Epigallocatechin gallate induces GLUT4 translocation in skeletal muscle through both PI3K- and AMPK-dependent pathways.

Abstract

Our previous report demonstrated that epigallocatechin gallate (EGCg) promotes translocation of glucose transporter 4 (GLUT4) in skeletal muscle. In this study, we investigated the molecular mechanism of GLUT4 translocation by EGCg at the physiological concentration range. In L6 cells, EGCg induced phosphorylation of phosphatidylinositide 3'-kinase (PI3K) and downstream protein kinase C (PKC) λ/ξ without affecting the phosphorylation of insulin receptor and Akt. EGCg-induced GLUT4 translocation was suppressed by RNA interference-mediated knockdown of PI3K and treatment with PKC inhibitor Go6983. Moreover, EGCg increased Rac1 activity and actin remodelling as downstream events of PKCλ/ξ. These results indicate that EGCg induced GLUT4 translocation through a PI3K-dependent pathway, but its mode of action differed from that of insulin.

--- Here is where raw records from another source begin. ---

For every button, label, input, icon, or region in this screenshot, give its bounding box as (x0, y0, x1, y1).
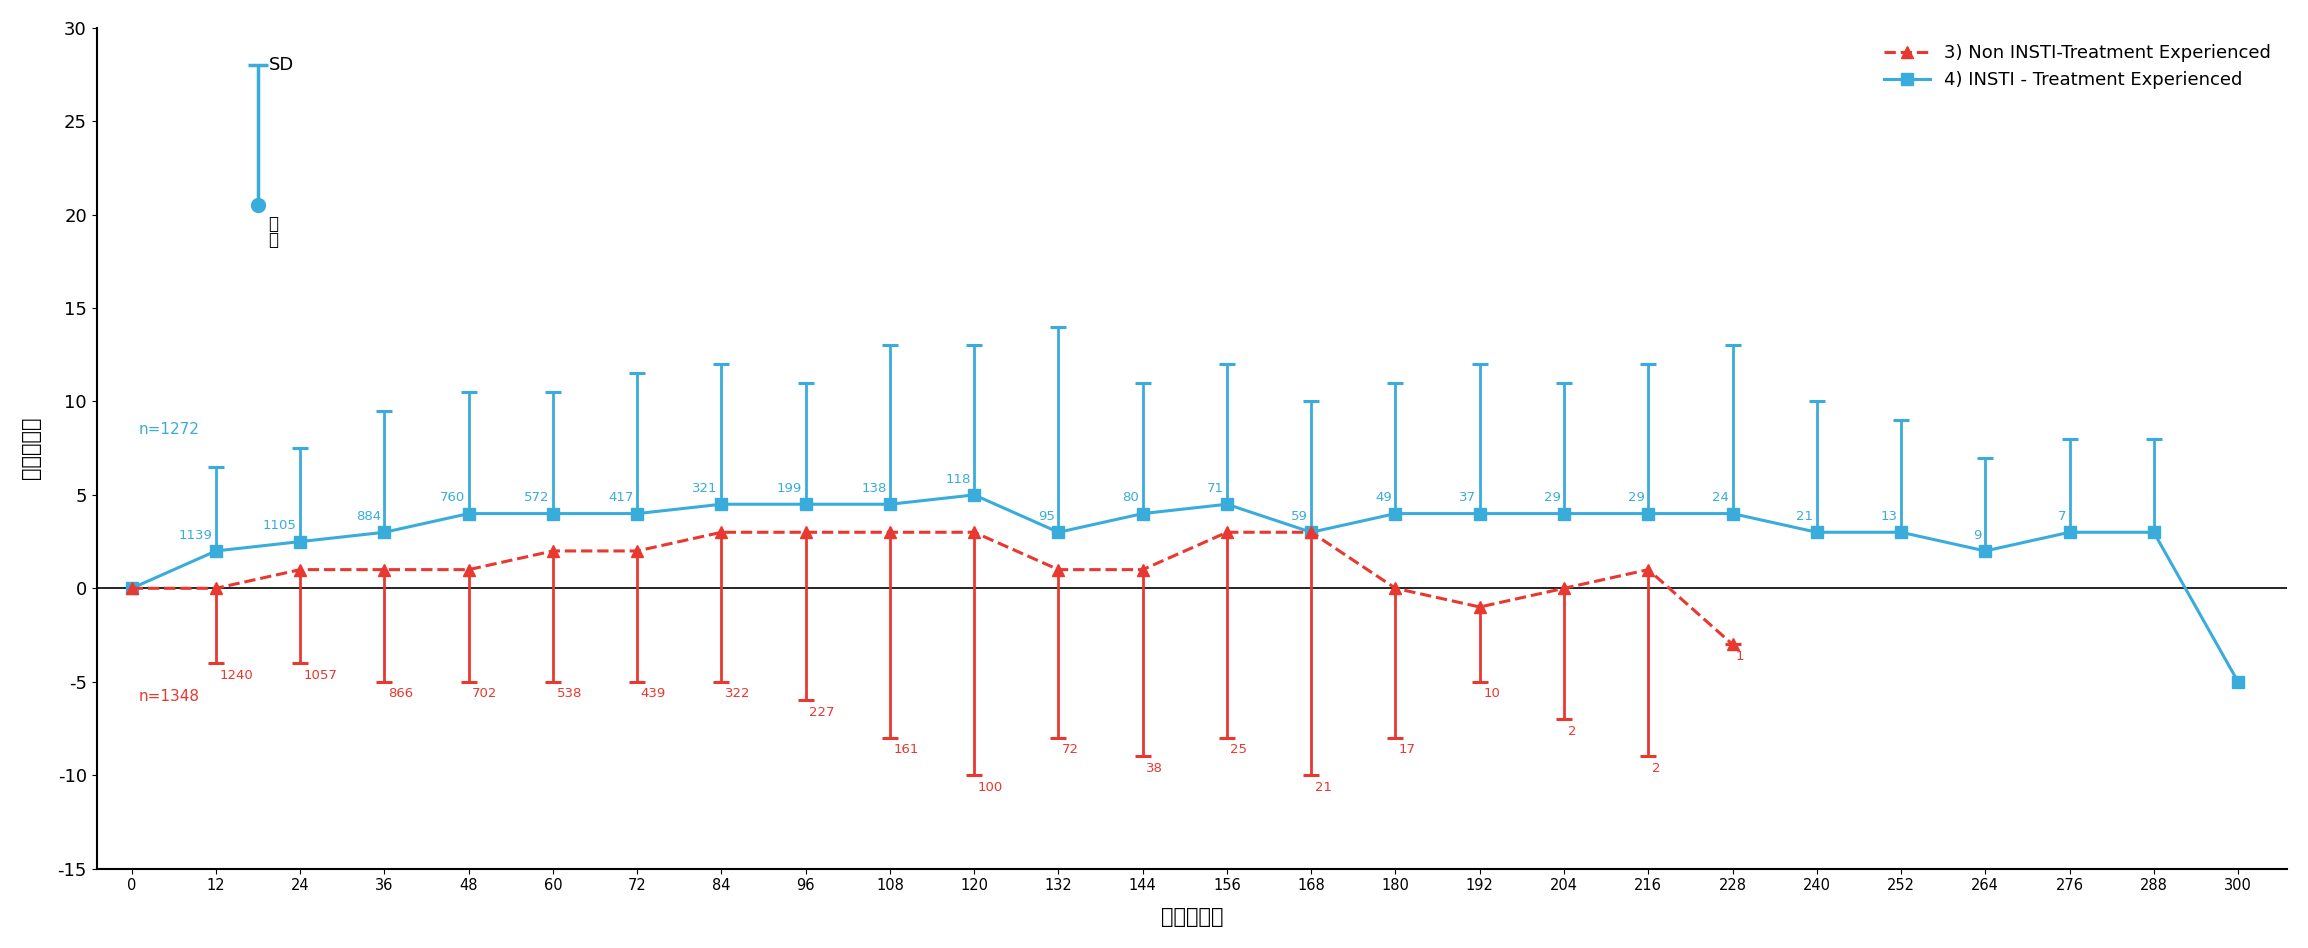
Text: 29: 29 (1544, 491, 1560, 504)
Text: 29: 29 (1627, 491, 1646, 504)
Text: 10: 10 (1484, 687, 1500, 701)
Text: 538: 538 (556, 687, 582, 701)
Text: 2: 2 (1567, 724, 1576, 738)
Text: 866: 866 (388, 687, 413, 701)
X-axis label: 投与後月数: 投与後月数 (1161, 907, 1223, 927)
Text: 37: 37 (1459, 491, 1477, 504)
Text: 71: 71 (1207, 482, 1223, 495)
Text: 199: 199 (778, 482, 803, 495)
Text: 321: 321 (692, 482, 718, 495)
Text: 572: 572 (524, 491, 549, 504)
Text: 1105: 1105 (263, 520, 298, 532)
Text: 平
均: 平 均 (268, 214, 279, 249)
Text: 702: 702 (473, 687, 499, 701)
Text: 1057: 1057 (305, 668, 337, 682)
Text: 49: 49 (1376, 491, 1392, 504)
Text: 25: 25 (1230, 743, 1249, 757)
Text: 322: 322 (725, 687, 750, 701)
Text: SD: SD (268, 56, 293, 74)
Text: n=1272: n=1272 (138, 422, 198, 437)
Text: 21: 21 (1316, 781, 1332, 793)
Legend: 3) Non INSTI-Treatment Experienced, 4) INSTI - Treatment Experienced: 3) Non INSTI-Treatment Experienced, 4) I… (1876, 37, 2278, 97)
Text: 227: 227 (810, 706, 835, 719)
Text: 1139: 1139 (178, 529, 212, 541)
Text: 439: 439 (642, 687, 667, 701)
Text: 24: 24 (1713, 491, 1729, 504)
Text: 100: 100 (979, 781, 1004, 793)
Text: n=1348: n=1348 (138, 689, 201, 704)
Y-axis label: 体重の変化: 体重の変化 (21, 417, 42, 480)
Text: 59: 59 (1290, 510, 1309, 523)
Text: 760: 760 (441, 491, 466, 504)
Text: 138: 138 (861, 482, 886, 495)
Text: 118: 118 (946, 472, 972, 485)
Text: 161: 161 (893, 743, 919, 757)
Text: 7: 7 (2056, 510, 2066, 523)
Text: 38: 38 (1147, 762, 1163, 775)
Text: 80: 80 (1122, 491, 1140, 504)
Text: 1: 1 (1736, 650, 1745, 663)
Text: 2: 2 (1653, 762, 1659, 775)
Text: 1240: 1240 (219, 668, 254, 682)
Text: 884: 884 (355, 510, 381, 523)
Text: 95: 95 (1039, 510, 1055, 523)
Text: 13: 13 (1881, 510, 1897, 523)
Text: 21: 21 (1796, 510, 1814, 523)
Text: 417: 417 (609, 491, 635, 504)
Text: 17: 17 (1399, 743, 1417, 757)
Text: 9: 9 (1973, 529, 1983, 541)
Text: 72: 72 (1062, 743, 1080, 757)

EGCg also induced GLUT4 translocation through a 5'-adenosine monophosphate-activated protein kinase (AMPK)-dependent pathway. 67 kDa laminin receptor, which is a target molecule of EGCg, was not involved in EGCg-induced glucose uptake in L6 cells. The oral administration of EGCg suppressed postprandial hyperglycaemia accompanied by GLUT4 translocation through both PI3K- and AMPK-dependent pathways, and promoted glycogen accumulation in skeletal muscle of ICR mice. EGCg promotes GLUT4 translocation through both PI3K- and AMPK-dependent pathways and glycogen accumulation in skeletal muscle.